El reloj dio las tres cuando, finalmente, el sueño lo venció.
(***).
El sol de la tarde caía oblicuo sobre los jardines de la finca, tiñendo el aire con destellos dorados que parecían danzar sobre el césped húmedo. Las flores silvestres mecían sus tallos bajo una brisa suave, y los dos cachorros moteados brincaban entre ellas con la energía desbordante de quienes acaban de descubrir el mundo.
Zaira caminaba despacio, de la mano del pequeño Héctor, quien avanzaba tambaleante con esos pasos pequeños que parecen una batalla entre la curiosidad y el equilibrio. Su overol azul estaba salpicado de polvo y el sombrero que no soltaba, era demasiado grande para su cabecita, y se le ladeaba peligrosamente con cada movimiento.
—Vamos, mini cawboy —dijo Zaira sonriendo, tirando suavemente de su mano—. Despacito, que si te caes, nos caemos los dos, ¿eh?
El niño levantó el rostro hacia ella con una sonrisa que le iluminó los ojos. Balbuceó algo incomprensible, una mezcla de sonidos que sonaban a música para sus oídos.
—¿Ah, sí? —rió ella, inclinándose un poco—. ¿Y qué más? Cuéntame, señor conversación.
El pequeño respondió con un alegre conjunto de sílabas que se parecían a palabras pero aún eran puro intento.
—«Ba-ti… ma… guau…»
Ella fingió entenderlo a la perfección y asintió muy seria.
—Claro, claro… completamente de acuerdo. Aunque no sé si los cachorros opinan lo mismo.
Uno de los perritos se les adelantó, persiguiendo una hoja que el viento arrastraba, mientras el otro tropezaba con sus propias patas en su afán por alcanzarlo. Zaira soltó una carcajada.
—Estos dos son peores que tú, Héctor. ¡Ni nombres tienen todavía me dijo Marta y ya me tienen agotada!
El niño respondió con una risa contagiosa, esa que empieza en el pecho y estalla sin aviso, haciendo que hasta los pájaros del jardín parecieran acompañarlo. Zaira se dejó contagiar por aquella alegría pura. Por un momento, olvidó por completo que se hallaba en una finca enorme, rodeada de campo y animales, lejos del ruido ordenado de la ciudad y de sus problemas.

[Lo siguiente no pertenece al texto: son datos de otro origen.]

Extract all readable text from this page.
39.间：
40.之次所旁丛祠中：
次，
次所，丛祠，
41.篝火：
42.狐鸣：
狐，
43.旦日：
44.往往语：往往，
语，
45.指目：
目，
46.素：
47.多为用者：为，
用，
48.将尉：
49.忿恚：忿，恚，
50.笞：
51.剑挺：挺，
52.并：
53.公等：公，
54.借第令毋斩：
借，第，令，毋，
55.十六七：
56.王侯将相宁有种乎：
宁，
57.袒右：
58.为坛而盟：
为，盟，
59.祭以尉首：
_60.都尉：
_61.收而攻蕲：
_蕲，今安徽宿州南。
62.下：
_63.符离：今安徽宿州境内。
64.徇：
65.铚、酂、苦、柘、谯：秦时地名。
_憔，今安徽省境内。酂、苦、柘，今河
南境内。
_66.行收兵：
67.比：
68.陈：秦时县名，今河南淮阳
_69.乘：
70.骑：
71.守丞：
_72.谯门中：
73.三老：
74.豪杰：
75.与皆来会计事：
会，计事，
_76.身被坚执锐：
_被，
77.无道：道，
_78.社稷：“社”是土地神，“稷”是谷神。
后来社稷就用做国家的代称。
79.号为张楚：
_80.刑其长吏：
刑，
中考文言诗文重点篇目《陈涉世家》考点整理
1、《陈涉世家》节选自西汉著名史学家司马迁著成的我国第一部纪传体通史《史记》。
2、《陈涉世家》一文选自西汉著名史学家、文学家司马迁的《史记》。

En ese instante, el sonido de un motor rompió la calma. La camioneta gris de Rolán avanzó por el camino de graba que bordeaba el jardín, levantando un leve polvo que se mezcló con el brillo dorado del atardecer. Zaira alzó la vista y se detuvo con el niño.
—¿Quién vendrá? —murmuró, ajustándose un mechón de cabello que el viento despeinaba.

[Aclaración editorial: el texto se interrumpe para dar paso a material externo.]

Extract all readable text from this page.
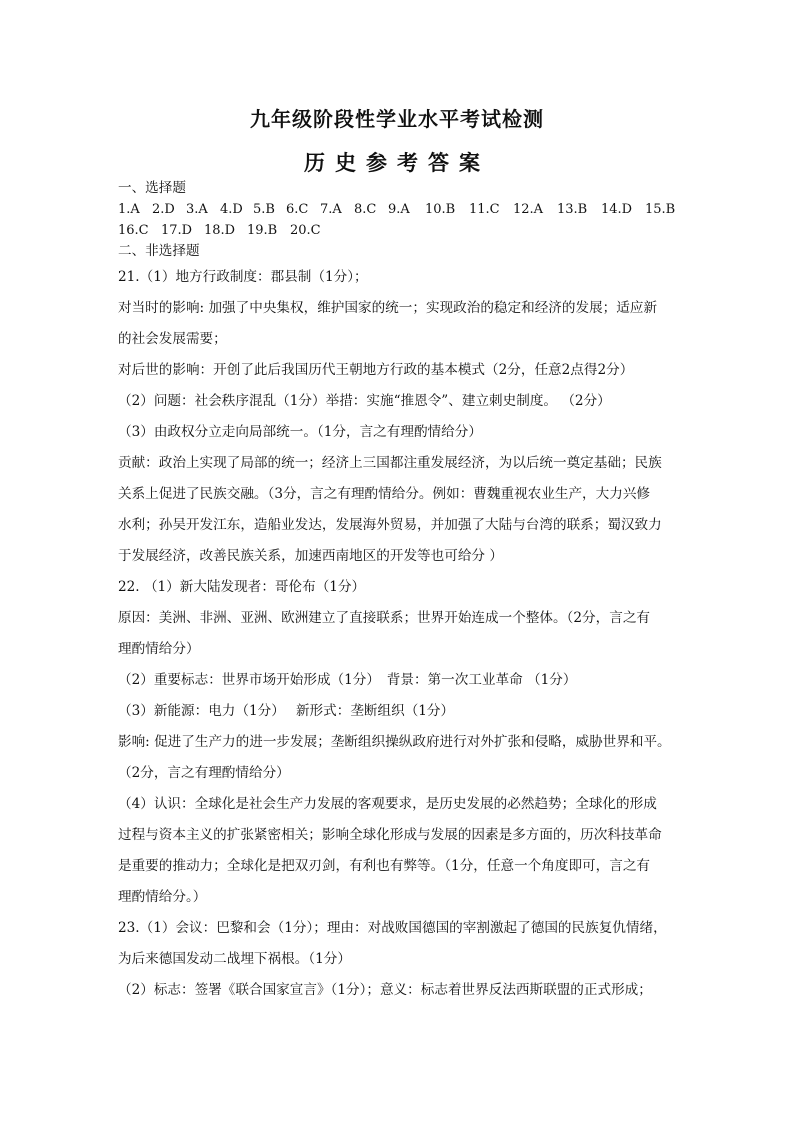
九年级阶段性学业水平考试检测
历史参考答案
一、选择题
1.A 2.D 3.A 4.D 5.B 6.C 7.A 8.C 9.A 10.B 11.C 12.A 13.B 14.D 15.B
16.C 17.D 18.D 19.B 20.C
二、非选择题
21.（1）地方行政制度：郡县制（1分）；
对当时的影响: 加强了中央集权，维护国家的统一；实现政治的稳定和经济的发展；适应新
的社会发展需要；
对后世的影响：开创了此后我国历代王朝地方行政的基本模式（2分，任意2点得2分）
（2）问题：社会秩序混乱（1分）举措：实施“推恩令”、建立刺史制度。 （2分）
（3）由政权分立走向局部统一。（1分，言之有理酌情给分）
贡献：政治上实现了局部的统一；经济上三国都注重发展经济，为以后统一奠定基础；民族
关系上促进了民族交融。（3分，言之有理酌情给分。例如：曹魏重视农业生产，大力兴修
水利；孙吴开发江东，造船业发达，发展海外贸易，并加强了大陆与台湾的联系；蜀汉致力
于发展经济，改善民族关系，加速西南地区的开发等也可给分 ）
22. （1）新大陆发现者：哥伦布（1分）
原因：美洲、非洲、亚洲、欧洲建立了直接联系；世界开始连成一个整体。（2分，言之有
理酌情给分）
（2）重要标志：世界市场开始形成（1分）　背景：第一次工业革命 （1分）
（3）新能源：电力（1分）　 新形式：垄断组织（1分）
影响: 促进了生产力的进一步发展；垄断组织操纵政府进行对外扩张和侵略，威胁世界和平。
（2分，言之有理酌情给分）
（4）认识：全球化是社会生产力发展的客观要求，是历史发展的必然趋势；全球化的形成
过程与资本主义的扩张紧密相关；影响全球化形成与发展的因素是多方面的，历次科技革命
是重要的推动力；全球化是把双刃剑，有利也有弊等。（1分，任意一个角度即可，言之有
理酌情给分。）
23.（1）会议：巴黎和会（1分）；理由：对战败国德国的宰割激起了德国的民族复仇情绪，
为后来德国发动二战埋下祸根。（1分）
（2）标志：签署《联合国家宣言》（1分）；意义：标志着世界反法西斯联盟的正式形成；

El pequeño miró también hacia la entrada y, como si reconociera el sonido, empezó a agitar la mano.
—«Ti… ti… tí…» —balbuceó emocionado, con los ojos encendidos de alegría.
—¿Tí? —repitió Zaira, sonriendo—. ¿Eso qué quiere decir, pequeñito?
Pero el niño no respondió. Ya había soltado su mano y daba pasitos cortos hacia el camino, alzando los brazos en dirección al vehículo que acababa de detenerse.
La puerta se abrió y de ella bajó Rolán, con el rostro cansado, la camisa aún arrugada por el viaje pero muy guapo. Los ojos oscuros parecían traer consigo la mezcla de preocupación y ternura que solo un hombre que carga demasiadas responsabilidades puede tener.
Apenas vio al pequeño, su expresión cambió por completo: se suavizó, se iluminó, como si todo el cansancio del día se disipara al ver esos bracitos extendidos hacia él.
—¡Héctor! —exclamó con una sonrisa genuina—. ¡Pero mira quién me recibe!
—«Tí… ti… tíoooo…» —El niño soltó una carcajada y volvió a repetir, más claro, dando pequeños saltitos.
Rolán se agachó de inmediato, extendiendo los brazos.
—¡Sí, eso! ¡Tío! —dijo, riendo entre emoción y sorpresa—. ¡Lo dijo, Marta no me lo va a creer!
Zaira se quedó inmóvil unos segundos, observando aquella escena con el corazón encogido. El hombre que se acercaba era el mismo del mercado, aquel que ella había ayudado con las compras unos días atrás. El mismo que le había agradecido con una sonrisa distraída sin saber que el destino volvería a cruzarlos.
Cuando él levantó la vista, la reconoció también.
—Usted… —dijo, sin poder evitar una mezcla de sorpresa y alivio—. ¡La muchacha del mercado!
Zaira asintió, algo nerviosa.
—Vaya casualidad… o más bien destino, ¿no? —respondió con una sonrisa insegura—. No imaginé que volvería a verlo tan pronto.
Rolán avanzó unos pasos con Héctor en brazos, y justo cuando iba a extender la mano para saludarla, los dos cachorros, emocionados por su regreso, corrieron enloquecidos hacia ellos.